There are other systems and even managed cloud services that play an identical or similar role, but we’ll cover those another time.

Best practices make the difference

Running Kubernetes in production takes real knowledge and careful analysis. Without that, there’s no way to predict and shape how the operation will behave under pressure. One of the first practices is working with well-defined limits and requests. Every container needs to know how much CPU and memory it can use. Without that, a single service can consume too many resources and drag down the rest of the system.

Another core practice is separating environments (whether you use Kubernetes or not). Development, staging, and production need to be isolated, each with its own configuration. That prevents experimental changes from reaching end users before they have gone through proper testing in a controlled environment.

Monitoring is also non-negotiable. Metrics, logs, and alerts need to be integrated from day one. In a distributed environment, understanding what is happening in near real time changes how decisions get made.

How updates are rolled out also shifts the level of stability. Strategies like rolling updates allow applications to be updated without bringing the system down. Mechanisms such as health checks ensure that only healthy instances receive traffic, avoiding downtime.

For a streaming service, that means updating services without interrupting the user experience. For a fintech, it means keeping transactions running even during internal changes.

Kubernetes and microservices

Kubernetes also fits naturally with microservices. Instead of a single application, everything is broken into smaller, independent services. One service handles authentication, another handles payments, another handles the catalog. Each runs in its own container.

Without a coordination layer, that architecture becomes hard to maintain. With Kubernetes, each service can scale independently. If the payments module gets more requests, only it grows. That improves performance and resource use, accelerates product evolution, and lets teams update specific parts of the system without touching the rest.

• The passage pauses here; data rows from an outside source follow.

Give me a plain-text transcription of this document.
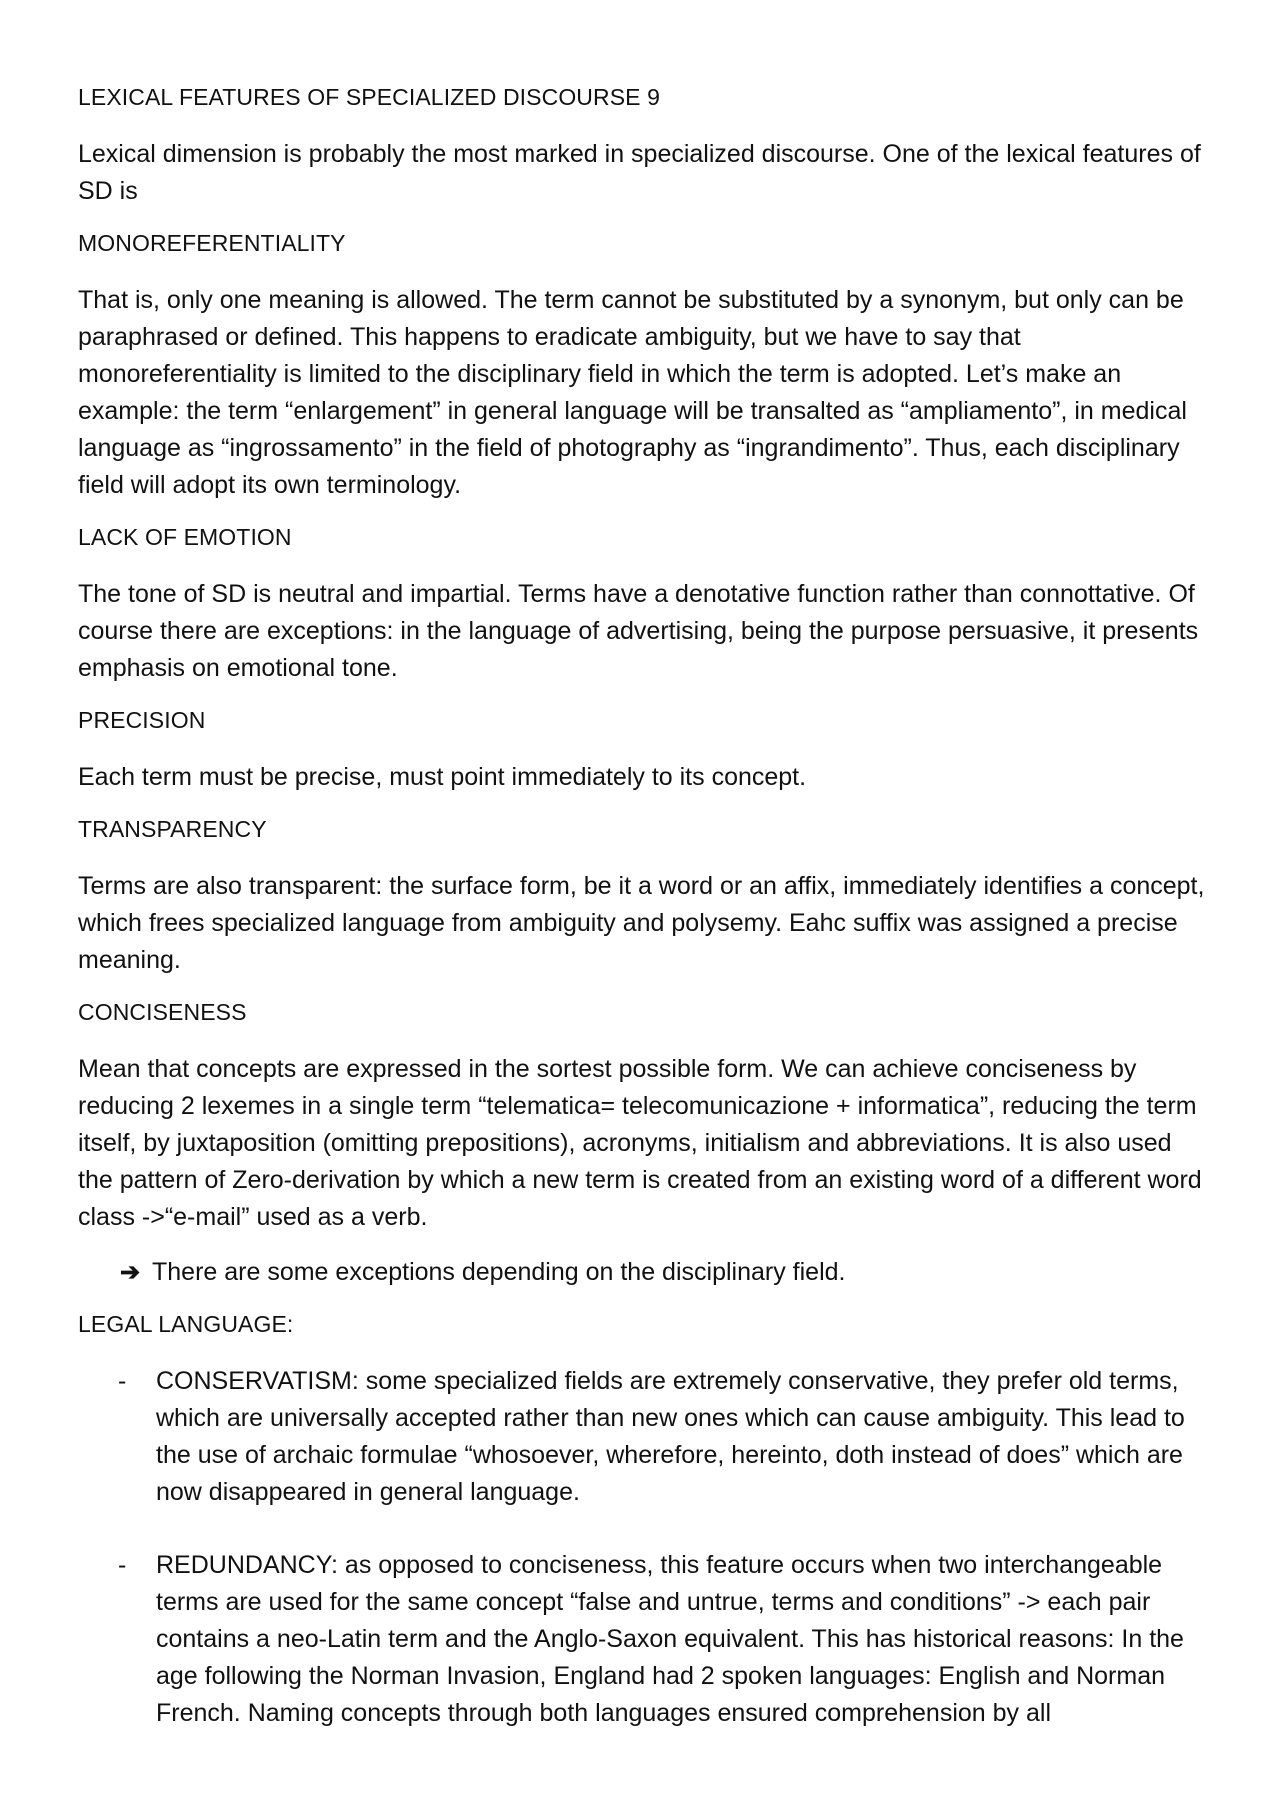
LEXICAL FEATURES OF SPECIALIZED DISCOURSE 9
Lexical dimension is probably the most marked in specialized discourse. One of the lexical features of SD is
MONOREFERENTIALITY
That is, only one meaning is allowed. The term cannot be substituted by a synonym, but only can be paraphrased or defined. This happens to eradicate ambiguity, but we have to say that monoreferentiality is limited to the disciplinary field in which the term is adopted. Let’s make an example: the term “enlargement” in general language will be transalted as “ampliamento”, in medical language as “ingrossamento” in the field of photography as “ingrandimento”. Thus, each disciplinary field will adopt its own terminology.
LACK OF EMOTION
The tone of SD is neutral and impartial. Terms have a denotative function rather than connottative. Of course there are exceptions: in the language of advertising, being the purpose persuasive, it presents emphasis on emotional tone.
PRECISION
Each term must be precise, must point immediately to its concept.
TRANSPARENCY
Terms are also transparent: the surface form, be it a word or an affix, immediately identifies a concept, which frees specialized language from ambiguity and polysemy. Eahc suffix was assigned a precise meaning.
CONCISENESS
Mean that concepts are expressed in the sortest possible form. We can achieve conciseness by reducing 2 lexemes in a single term “telematica= telecomunicazione + informatica”, reducing the term itself, by juxtaposition (omitting prepositions), acronyms, initialism and abbreviations. It is also used the pattern of Zero-derivation by which a new term is created from an existing word of a different word class ->“e-mail” used as a verb.
➔ There are some exceptions depending on the disciplinary field.
LEGAL LANGUAGE:
-	CONSERVATISM: some specialized fields are extremely conservative, they prefer old terms, which are universally accepted rather than new ones which can cause ambiguity. This lead to the use of archaic formulae “whosoever, wherefore, hereinto, doth instead of does” which are now disappeared in general language.
-	REDUNDANCY: as opposed to conciseness, this feature occurs when two interchangeable terms are used for the same concept “false and untrue, terms and conditions” -> each pair contains a neo-Latin term and the Anglo-Saxon equivalent. This has historical reasons: In the age following the Norman Invasion, England had 2 spoken languages: English and Norman French. Naming concepts through both languages ensured comprehension by all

In practice, a delivery platform can scale just the orders service during peak hours, keeping the others steady. That kind of granularity changes how systems are operated.

Kubernetes and Docker: who does what

People often confuse Kubernetes and Docker. It is understandable because they work together, but they do not do the same thing. Docker is responsible for packaging the application into a container. It makes sure everything the application needs to run is bundled inside.

Kubernetes comes after. It takes those containers and decides which node to run them on, how many pods to keep active, when to replace a container, and how to distribute load. A useful analogy: Docker prepares the “package.” Kubernetes organizes delivery at scale. In a small environment, Docker alone can be enough. In an environment with hundreds of containers, Kubernetes is essential.

Putting it together

Gartner estimates that around 90% of organizations worldwide will run containerized applications by 2027. That puts Kubernetes at the center of cloud and modernization initiatives. It does not solve every problem, and it demands technical maturity to operate well. The upside: when implemented well, it changes the level of predictability, scale, and stability of the operation. In the end, it is about making sure infrastructure keeps up with the pace of the business without holding growth back.